Что из того, что Верка и в упор не видела барачных мужчин, пусть на стороне, пусть где-то, но то, на чем стояла и стоять будет барачная мораль, разрушалось Веркой Большаковой с наслаждением, с топаньем и приплясом.

Верка Большакова становилась обыкновенной советской проституткой, то есть женщиной, отдающейся мужчине не за деньги, хотя и этот момент отношений присутствовал, но определяющим было все-таки личное влечение и любопытство.

Женщины из барака видели в мужьях свою кровную собственность и относились к ней ревностно, и эта позиция находила понимание в общественных и государственных инстанциях. Семья – ячейка общества и эту ячейку нужно, во что бы то ни стало, укреплять! Женщина в барачной семье была и судьей, и прокурором, и защитником в одном лице. Это они, и только они, истинные судьи своим мужьям. Одни прощали им пропитую десятку, но устраивали долгие и шумные скандалы, если сумма пропитого, хоть на рубль выходила за рамки этого, негласного договора.
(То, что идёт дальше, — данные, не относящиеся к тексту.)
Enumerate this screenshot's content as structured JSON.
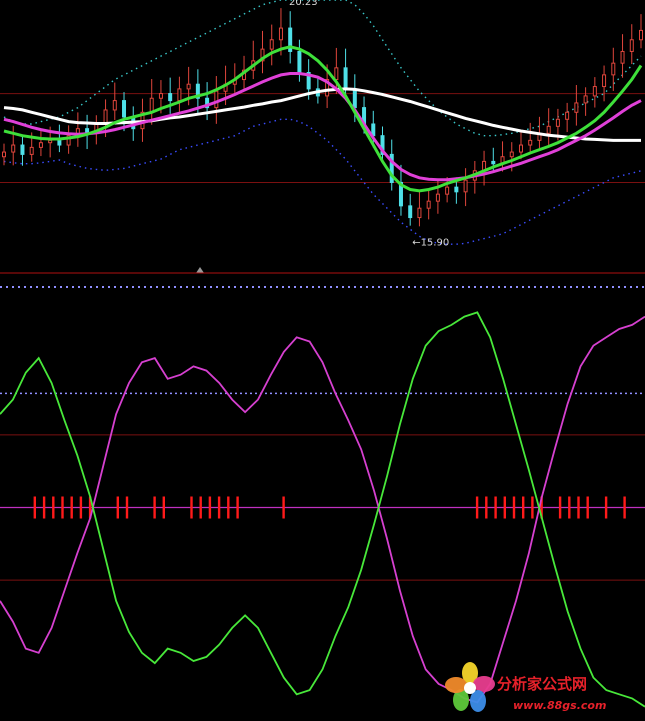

Другие выдавали «пропойные» деньги самолично, но ставили условие – «только дома». Третьи приурочивали к воскресенью или субботе, и пили, и пели вместе единым застольем, проявляя при этом удивительное единение душ.

Были в бараке и такие семьи, где мужья, несмотря на скандалы, устраиваемые женой с привлечением участкового милиционера и общественности, пропивали все подчистую. Могли ли барачные женщины спокойно взирать на Верку? Не могли!

Большакову вызывали в инстанции, но ничего такого, что можно было бы предъявить в качестве обвинения у этих инстанций не было. А самое главное, может быть, заключалось в том, что в самих этих инстанциях не было единодушной поддержки барачным моральным принципам и, кто знает, может быть в этих инстанциях, как нигде понимали не барачных женщин, а Верку Большакову.

Разумеется, не явно, а в глубине сознания, привыкшему говорить одно, думать другое, а поступать вопреки и первому и второму. Федька Опенкин пил очень редко, по случаю, а Клавка питала отвращение даже к сладенькому. Клавке завидовали. Муж ее на таком фоне выглядел трезвенником, что общественностью барака считалось несомненной и бесспорной заслугой Клавки, поскольку мужчина, по определению все той же общественности, изначально – порочная скотина и только усилия женской половины общества приближают его к образу человеческому. Наверное, поэтому Клавку избрали председателем домкома.

– Ну, заболтались, – сказал Федька, в который раз перекладывая с места на место газету.